Compounding extruder sales remained solid in 2015, as automotive business stayed strong and transplant operations kept setting up shop in the United States, home of lower-priced resin thanks to the hydraulic fracturing boom.
“The market's kind of reached its equilibrium,” said John Effmann, director of sales and marketing at Entek Manufacturing Inc. There have no big boom or busts in the last five or six years, he said.
Automotive just pumps out at the same high volumes each year, he said.
“A lot of our business is upgrading and looking at some replacements that are just old machines that are out there and they're tired of putting money into them,” Effmann said. “And the other part of the spectrum, there are large projects going on.”
Effmann said extruder sales for general compounding have been “spotty” this year, but more projects did move ahead later in the year, Effmann said. Looking at 2016, Effmann thinks Entek's business should be “pretty steady as we go,” as the company in Lebanon, Ore., wins work putting together turnkey compounding lines.
One key overriding factor: the United States is now a center of low-cost, stable resin because of the boom in hydraulic fracturing of shale oil and natural gas.
U.S. petrochemical investments are planned, to take advantage of fracking. “It will reduce the price of resin, therefore the price of manufacturing will go down in this area,” said Paul Roberson, president of NFM Welding Engineers Inc. in Massillon, Ohio.
Roberson said compounding equipment makers should see growth in compounding machines, as well as spin-off areas such as lines for color concentrates and fillers.
He sees reshoring continuing to bring work back to the United States, which should continue over a several-year period. “I think you're going to see an uptick. And it's going to be substantial,” Roberson said.
Mexico is getting lots of automotive production, and Roberson said that NFM, through its partnership with Toshiba Machine Co. Ltd., is picking up business there.
Reshoring — or rather, in this case “U.S. shoring” — is happening as foreign companies build compounding operations in the United States and Mexico. One example is Chinese materials company Polymax Elastomer Technology Co. Ltd. opening a North American factory and headquarters in Waukegan, Ill.
Some other significant deals have happened in the last year. RTP Co. bought toll compounder Alloy Polymers, broadening its reach beyond engineering resins to commodity resins. RTP also picked up Polymer Partners, a compounder and concentrate maker.
And A. Schulman Inc. gobbled up Citadel Plastics Holdings Inc. in an $800 million deal — nearly doubling Schulman's U.S. compounding sales.
Charlie Martin, general manager of American Leistritz Extruder Corp., said there were a few lousy years during and just after the Great Recession, but business has been pretty steady since then. Automotive is solid, and is especially strong in the Southeast, home of some big transplants, he said.
“We've had a pretty healthy backlog going into next year,” Martin said. American Leistritz is based in Somerville, N.J.

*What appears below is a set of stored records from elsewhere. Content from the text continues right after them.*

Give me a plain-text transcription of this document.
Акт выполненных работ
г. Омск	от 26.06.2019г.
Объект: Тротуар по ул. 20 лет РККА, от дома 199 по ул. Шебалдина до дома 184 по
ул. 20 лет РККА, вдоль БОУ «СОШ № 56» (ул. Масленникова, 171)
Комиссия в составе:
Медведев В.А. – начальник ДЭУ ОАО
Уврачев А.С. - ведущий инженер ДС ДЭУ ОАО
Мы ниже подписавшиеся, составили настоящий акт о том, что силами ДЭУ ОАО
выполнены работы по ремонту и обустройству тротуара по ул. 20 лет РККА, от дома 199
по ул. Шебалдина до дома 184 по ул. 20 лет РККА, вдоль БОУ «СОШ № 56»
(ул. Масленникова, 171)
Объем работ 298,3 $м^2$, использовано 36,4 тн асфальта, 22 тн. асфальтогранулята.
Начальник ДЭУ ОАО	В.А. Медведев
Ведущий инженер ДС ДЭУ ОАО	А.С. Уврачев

The building and construction market continues to recover. Paul Caprio said KraussMaffei Berstorff is busy building extrusion lines for compounding, EPDM roofing and the tire industry. Caprio is president of KraussMaffei Corp. in Florence, Ky.
Bob Urtel, president of Century Extrusion, said construction has bought machines, “but we have started to see a little slippage on timing. I think everybody's getting a little cautious. But still the ideas are there and lots of projects.”
Century Extrusion, in Traverse City, Mich., is getting orders for automotive, recycling and other markets. The plastics sector's capacity utilization rate “is still bouncing around that number where people are willing to invest in additional capacity,” Urtel said. “It's not like there's idle capacity sitting out there.”
Urtel said Century has won automotive business in more traditional compounding of masterbatch, additives and elastomers — and adhesives, as that replaces mechanical fasteners in more applications.
Urtel said shale oil and gas should continue to drive foreign investment in compounding in the United States.
“Our pipeline is really full of projects,” he said.